Dear Baby Mad,
You don’t exist, and perhaps you never will.
You don’t really have a name either, but in my head I call you lots of names.
Lately I’ve really been liking Amelie. Or Noah, if you were a boy.
I’d love to give you a middle name, either Joyce, after my beautiful Nan, or Frederick, after my wonderful Grandad.
I imagine what you’d look like.
I imagine my Dad, who would be your Grandad, holding you, the proudest he’s ever been.
I imagine bathing you and dressing you and snuggling you silly, even when you wake me up at all hours in the night and I think I can’t take much more of your incessant wailing for food (because, let’s face it baby mad, you’re a product of me and your Dad, and our favourite thing is to eat!)
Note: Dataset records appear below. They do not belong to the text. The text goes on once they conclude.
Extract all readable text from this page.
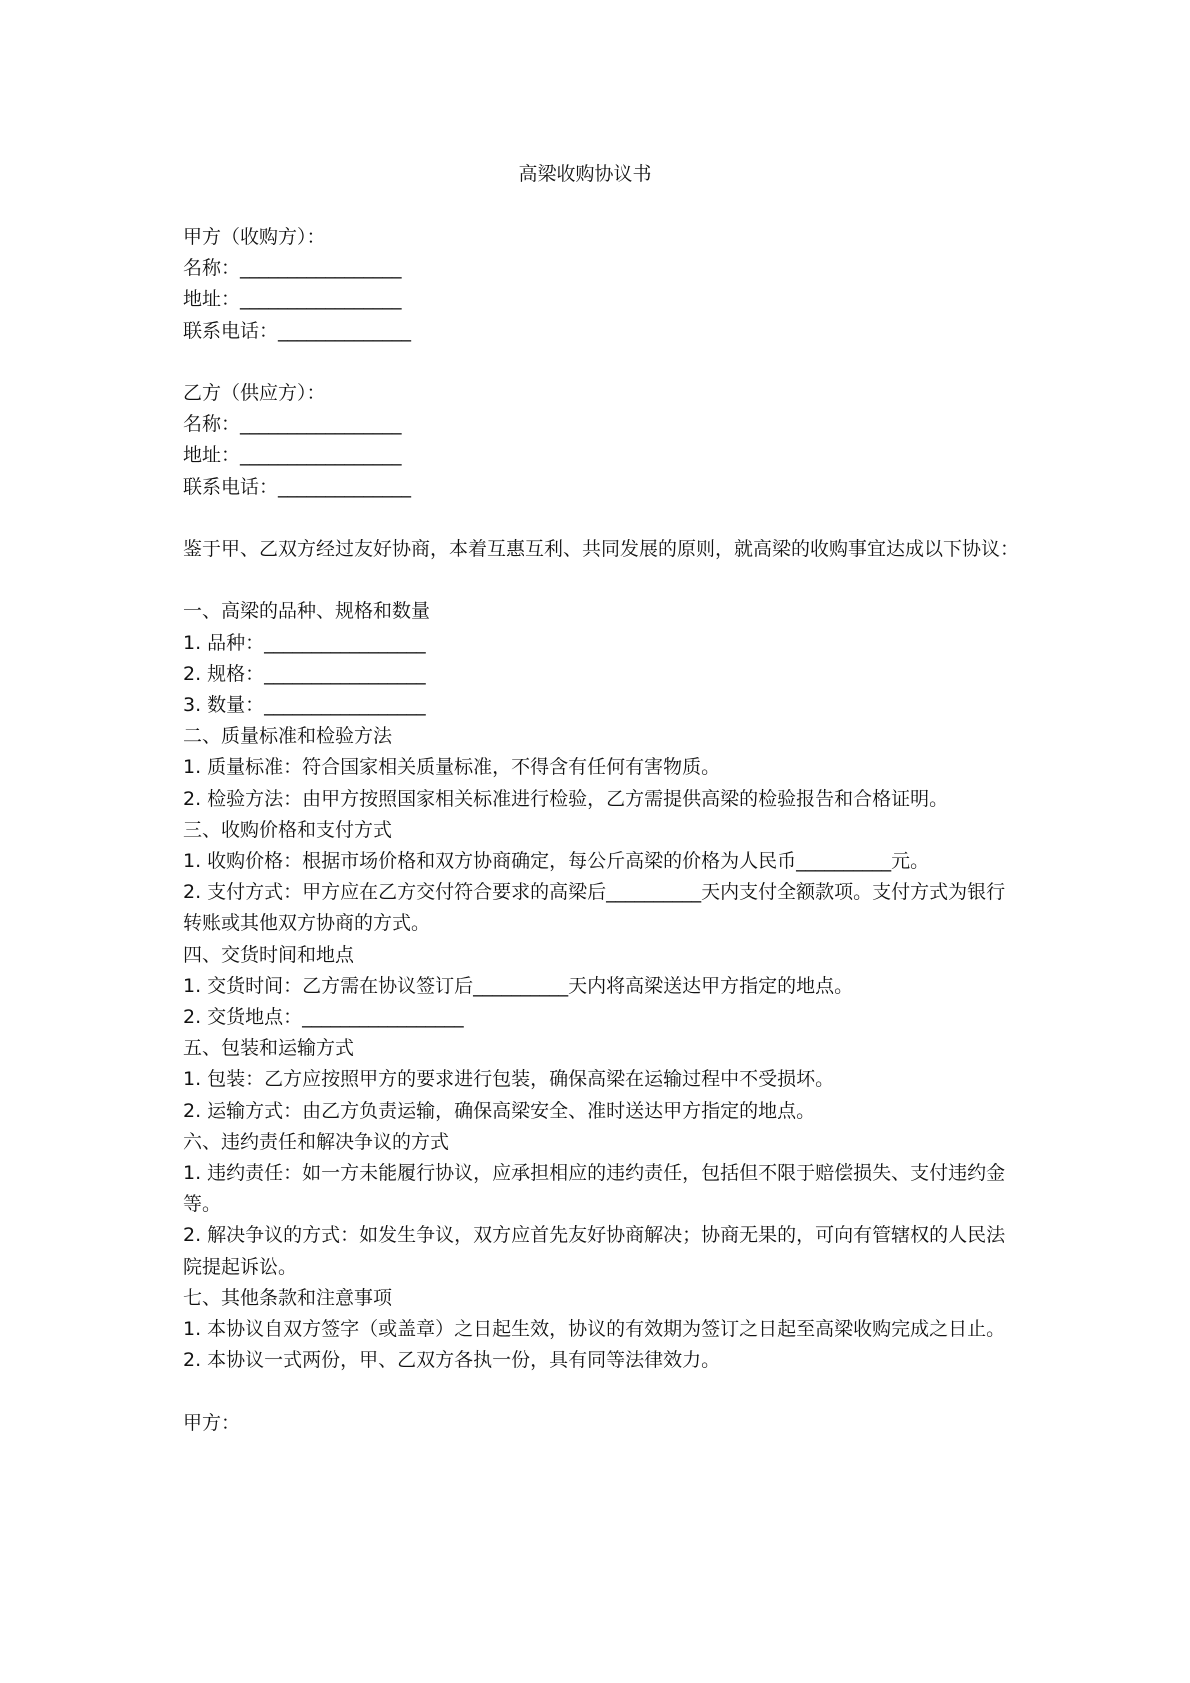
高梁收购协议书
甲方（收购方）：
名称：_________________
地址：_________________
联系电话：______________
乙方（供应方）：
名称：_________________
地址：_________________
联系电话：______________
鉴于甲、乙双方经过友好协商，本着互惠互利、共同发展的原则，就高梁的收购事宜达成以下协议：
一、高梁的品种、规格和数量
1. 品种：_________________
2. 规格：_________________
3. 数量：_________________
二、质量标准和检验方法
1. 质量标准：符合国家相关质量标准，不得含有任何有害物质。
2. 检验方法：由甲方按照国家相关标准进行检验，乙方需提供高梁的检验报告和合格证明。
三、收购价格和支付方式
1. 收购价格：根据市场价格和双方协商确定，每公斤高梁的价格为人民币__________元。
2. 支付方式：甲方应在乙方交付符合要求的高梁后__________天内支付全额款项。支付方式为银行转账或其他双方协商的方式。
四、交货时间和地点
1. 交货时间：乙方需在协议签订后__________天内将高梁送达甲方指定的地点。
2. 交货地点：_________________
五、包装和运输方式
1. 包装：乙方应按照甲方的要求进行包装，确保高梁在运输过程中不受损坏。
2. 运输方式：由乙方负责运输，确保高梁安全、准时送达甲方指定的地点。
六、违约责任和解决争议的方式
1. 违约责任：如一方未能履行协议，应承担相应的违约责任，包括但不限于赔偿损失、支付违约金等。
2. 解决争议的方式：如发生争议，双方应首先友好协商解决；协商无果的，可向有管辖权的人民法院提起诉讼。
七、其他条款和注意事项
1. 本协议自双方签字（或盖章）之日起生效，协议的有效期为签订之日起至高梁收购完成之日止。
2. 本协议一式两份，甲、乙双方各执一份，具有同等法律效力。
甲方：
I imagine all of the adventures we’ll have, and that special Mummy time nobody else will get because I’ll be on maternity leave and it’ll just be me and you.
For most of my life, little one, you’ve been my priority, and you only exist in my mind.
I get up and go to work for you.
I bought this house for you.
Everything I’ve done, I’ve done for you.
I have never met you, you don’t exist, but I love you.
I already know that I love you.
Just like I always knew that I’d love your Daddy when I eventually met him.
If it’s even at all possible, I love you even more than your Daddy, because I know you would be a perfect blend of both of us.
It’s very hard at the moment, baby Mad, because it feels like you will never exist and it feels like we will never get to meet you.
It feels as though I will never get to hold you in my arms and tell you, the real you, not the you that exists in my mind, how much your Mummy (and Daddy) love and adore you.
So many times you have saved my life, when you aren’t a life yourself.
How can something feel so real when it doesn’t exist?
I already know I love you.
I already know I’d go to the ends of the earth for you.
So why aren’t you here?
Why do you have to exist only in mind?
Why can’t I grow you and keep you safe until you’re ready to come into our little world?
Why can’t you be asleep in your cot in your bedroom, instead of it being a room full of pointless junk your mummy bought to try to make herself feel better?
Why can’t you distract me from writing this now because you’re giggling or whinging or snoring or crying because you need food or your nappy changing?